Le Collectif Non Antenne Reboul se monte contre la mise en service de l’antenne Free Mobile de Perpignan

Le Collectif Non Antenne Reboul se monte contre la mise en service de l’antenne Free Mobile de Perpignan

Les antennes relais continuent, encore et toujours, à faire parler d’elles. Cette fois-ci, il s’agit de l’antenne Free qui a été installé au mois d’octobre à Perpignan. Comme l’indique le Collectif Non Antenne Reboul, cette décision d’installation a été prise rapidement et n’est pas bien située pour la santé des riverains. 

Suite à une déclaration préalable délivrée le 26 janvier 2016, celle-ci a été validé sous 3 jours par la Maire adjointe. C’est seulement le 15 septembre que les riverains ont eu la surprise de découvrir l’affichage du panneau de permis de construire de l’antenne 4G, dans le quartier Saint-Jean. Ni la commune, ni le propriétaire du terrain où doit être installée l’antenne (sur le toit), n’ont partagé sur ce projet avec les riverains. 

Suite à cet affichage, le Collectif a alors été créé, afin de montrer son désaccord avec l’implantation de cette antenne, qui se trouverait à proximité de familles, personnes âgées et également à 100 mètres d’une école. Bénéficiant d’un délai légal de 2 mois avant le début des travaux, le Collectif a alors débuté les recours. 
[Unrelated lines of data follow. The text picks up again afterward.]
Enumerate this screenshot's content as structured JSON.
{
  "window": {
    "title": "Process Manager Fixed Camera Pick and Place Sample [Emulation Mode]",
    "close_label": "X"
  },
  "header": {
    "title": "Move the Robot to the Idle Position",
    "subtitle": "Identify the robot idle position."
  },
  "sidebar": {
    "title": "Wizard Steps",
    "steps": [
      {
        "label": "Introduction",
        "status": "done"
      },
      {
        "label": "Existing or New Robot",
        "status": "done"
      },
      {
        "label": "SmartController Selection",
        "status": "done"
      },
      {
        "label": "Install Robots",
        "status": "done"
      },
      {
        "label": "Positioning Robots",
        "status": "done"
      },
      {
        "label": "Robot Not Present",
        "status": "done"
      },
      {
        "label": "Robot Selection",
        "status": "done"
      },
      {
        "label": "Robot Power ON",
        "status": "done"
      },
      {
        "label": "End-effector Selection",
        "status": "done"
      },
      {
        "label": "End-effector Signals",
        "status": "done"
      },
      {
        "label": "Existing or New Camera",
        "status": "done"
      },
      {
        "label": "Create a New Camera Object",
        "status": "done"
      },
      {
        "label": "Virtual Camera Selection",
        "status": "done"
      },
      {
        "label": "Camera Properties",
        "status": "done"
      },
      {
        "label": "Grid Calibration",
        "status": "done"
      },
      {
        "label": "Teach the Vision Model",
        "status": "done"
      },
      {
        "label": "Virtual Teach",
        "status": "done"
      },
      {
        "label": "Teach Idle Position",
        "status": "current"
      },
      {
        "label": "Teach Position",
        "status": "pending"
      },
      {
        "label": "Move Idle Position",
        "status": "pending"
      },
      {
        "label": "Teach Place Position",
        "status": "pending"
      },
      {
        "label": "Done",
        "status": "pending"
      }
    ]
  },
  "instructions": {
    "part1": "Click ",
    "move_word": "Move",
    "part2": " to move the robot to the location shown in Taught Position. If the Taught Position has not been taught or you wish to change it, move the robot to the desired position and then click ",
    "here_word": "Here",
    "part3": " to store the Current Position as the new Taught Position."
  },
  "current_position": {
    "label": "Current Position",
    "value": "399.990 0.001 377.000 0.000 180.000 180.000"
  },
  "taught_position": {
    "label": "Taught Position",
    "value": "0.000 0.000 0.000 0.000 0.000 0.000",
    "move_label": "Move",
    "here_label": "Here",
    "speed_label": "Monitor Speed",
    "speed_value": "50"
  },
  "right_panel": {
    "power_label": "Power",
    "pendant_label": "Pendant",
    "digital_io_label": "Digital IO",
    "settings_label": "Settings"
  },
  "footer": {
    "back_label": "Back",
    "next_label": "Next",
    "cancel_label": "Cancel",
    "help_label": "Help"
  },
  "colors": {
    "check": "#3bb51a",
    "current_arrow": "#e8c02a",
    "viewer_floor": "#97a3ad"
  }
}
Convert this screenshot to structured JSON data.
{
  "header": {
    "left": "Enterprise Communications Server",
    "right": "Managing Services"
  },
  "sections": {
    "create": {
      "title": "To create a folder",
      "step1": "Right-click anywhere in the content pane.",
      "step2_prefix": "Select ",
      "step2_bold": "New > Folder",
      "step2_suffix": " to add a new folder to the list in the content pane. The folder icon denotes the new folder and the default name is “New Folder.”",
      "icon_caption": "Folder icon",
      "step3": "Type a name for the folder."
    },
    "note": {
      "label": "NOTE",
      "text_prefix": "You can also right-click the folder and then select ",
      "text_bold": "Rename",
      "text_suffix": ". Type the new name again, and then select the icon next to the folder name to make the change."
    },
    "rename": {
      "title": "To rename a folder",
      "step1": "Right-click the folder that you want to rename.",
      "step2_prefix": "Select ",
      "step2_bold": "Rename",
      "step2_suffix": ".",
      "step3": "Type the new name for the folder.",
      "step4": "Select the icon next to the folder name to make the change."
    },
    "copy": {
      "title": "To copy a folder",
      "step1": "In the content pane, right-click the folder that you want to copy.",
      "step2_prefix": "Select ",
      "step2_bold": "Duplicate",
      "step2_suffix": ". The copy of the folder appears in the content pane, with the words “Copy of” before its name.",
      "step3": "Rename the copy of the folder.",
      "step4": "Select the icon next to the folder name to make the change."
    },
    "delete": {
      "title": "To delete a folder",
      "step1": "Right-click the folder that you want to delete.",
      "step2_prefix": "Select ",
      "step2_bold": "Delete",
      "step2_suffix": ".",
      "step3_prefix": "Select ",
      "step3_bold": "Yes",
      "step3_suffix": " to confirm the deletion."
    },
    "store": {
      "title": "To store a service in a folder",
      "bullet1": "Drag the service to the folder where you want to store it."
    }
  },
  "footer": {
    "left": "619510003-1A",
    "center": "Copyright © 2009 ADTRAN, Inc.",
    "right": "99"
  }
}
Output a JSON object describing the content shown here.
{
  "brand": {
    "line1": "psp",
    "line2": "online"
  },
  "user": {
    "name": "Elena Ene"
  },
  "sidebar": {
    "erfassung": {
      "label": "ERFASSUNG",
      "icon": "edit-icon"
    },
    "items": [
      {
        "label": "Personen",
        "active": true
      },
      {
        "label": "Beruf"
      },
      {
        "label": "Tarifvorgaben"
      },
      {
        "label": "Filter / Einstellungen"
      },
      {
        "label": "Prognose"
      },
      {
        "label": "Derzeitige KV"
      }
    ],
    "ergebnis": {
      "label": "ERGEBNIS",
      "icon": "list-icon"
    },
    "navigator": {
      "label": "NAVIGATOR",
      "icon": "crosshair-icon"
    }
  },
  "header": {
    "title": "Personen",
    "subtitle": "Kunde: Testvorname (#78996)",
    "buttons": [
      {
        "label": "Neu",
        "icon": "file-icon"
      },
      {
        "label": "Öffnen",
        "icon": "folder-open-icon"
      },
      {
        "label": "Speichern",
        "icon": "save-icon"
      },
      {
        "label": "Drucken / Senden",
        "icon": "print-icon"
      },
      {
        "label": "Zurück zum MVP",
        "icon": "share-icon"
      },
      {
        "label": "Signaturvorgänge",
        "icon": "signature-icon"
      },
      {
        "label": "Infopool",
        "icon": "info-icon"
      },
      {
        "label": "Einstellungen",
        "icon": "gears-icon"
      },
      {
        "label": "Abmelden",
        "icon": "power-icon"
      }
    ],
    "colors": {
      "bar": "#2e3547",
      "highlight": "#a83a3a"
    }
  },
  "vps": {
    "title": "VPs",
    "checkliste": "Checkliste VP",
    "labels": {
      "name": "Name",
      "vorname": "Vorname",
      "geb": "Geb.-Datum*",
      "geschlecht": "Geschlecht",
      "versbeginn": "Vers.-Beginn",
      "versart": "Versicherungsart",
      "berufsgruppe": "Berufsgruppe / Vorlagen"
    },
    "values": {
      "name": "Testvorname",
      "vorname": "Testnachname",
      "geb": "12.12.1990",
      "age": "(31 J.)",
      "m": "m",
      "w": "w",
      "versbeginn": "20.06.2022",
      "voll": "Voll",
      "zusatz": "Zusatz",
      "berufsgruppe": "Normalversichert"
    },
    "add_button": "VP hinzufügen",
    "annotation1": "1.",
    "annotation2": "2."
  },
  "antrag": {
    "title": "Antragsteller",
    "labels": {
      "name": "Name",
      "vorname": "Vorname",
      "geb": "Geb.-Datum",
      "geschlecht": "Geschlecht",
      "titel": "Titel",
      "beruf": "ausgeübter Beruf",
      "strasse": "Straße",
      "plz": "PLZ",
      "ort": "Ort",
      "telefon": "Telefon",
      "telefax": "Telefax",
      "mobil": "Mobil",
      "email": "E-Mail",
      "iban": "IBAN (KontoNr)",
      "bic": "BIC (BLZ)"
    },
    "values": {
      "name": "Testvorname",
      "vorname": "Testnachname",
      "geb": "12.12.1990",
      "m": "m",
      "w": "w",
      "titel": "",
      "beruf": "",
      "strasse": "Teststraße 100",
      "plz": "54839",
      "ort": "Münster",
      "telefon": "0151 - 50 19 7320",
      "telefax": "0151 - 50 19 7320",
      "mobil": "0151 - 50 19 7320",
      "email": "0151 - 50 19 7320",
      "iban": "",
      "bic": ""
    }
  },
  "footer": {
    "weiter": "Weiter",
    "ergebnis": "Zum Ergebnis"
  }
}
Les travaux ont finalement commencé 10 jours après l’affichage

Des courriers ont alors été envoyé à la mairie, au propriétaire du terrain, au siège de Free et également à l’école voisine. Les réunions se sont ensuite succédé en septembre, pour monter des actions, faire des échanges avec un avocat et également distribuer des prospectus d’information aux riverains. 

Étonnamment, les travaux ont finalement commencé 10 jours après l’affichage, un délai anormalement court, avec le remplacement d’une fenêtre par une porte. De son côté, "le voisin confirme le discours de Free en assurant qu’il n’y aura pas de nuisance pour les voisins, mais aussi qu’il a signé un contrat et qu’il ne reviendra pas sur sa décision"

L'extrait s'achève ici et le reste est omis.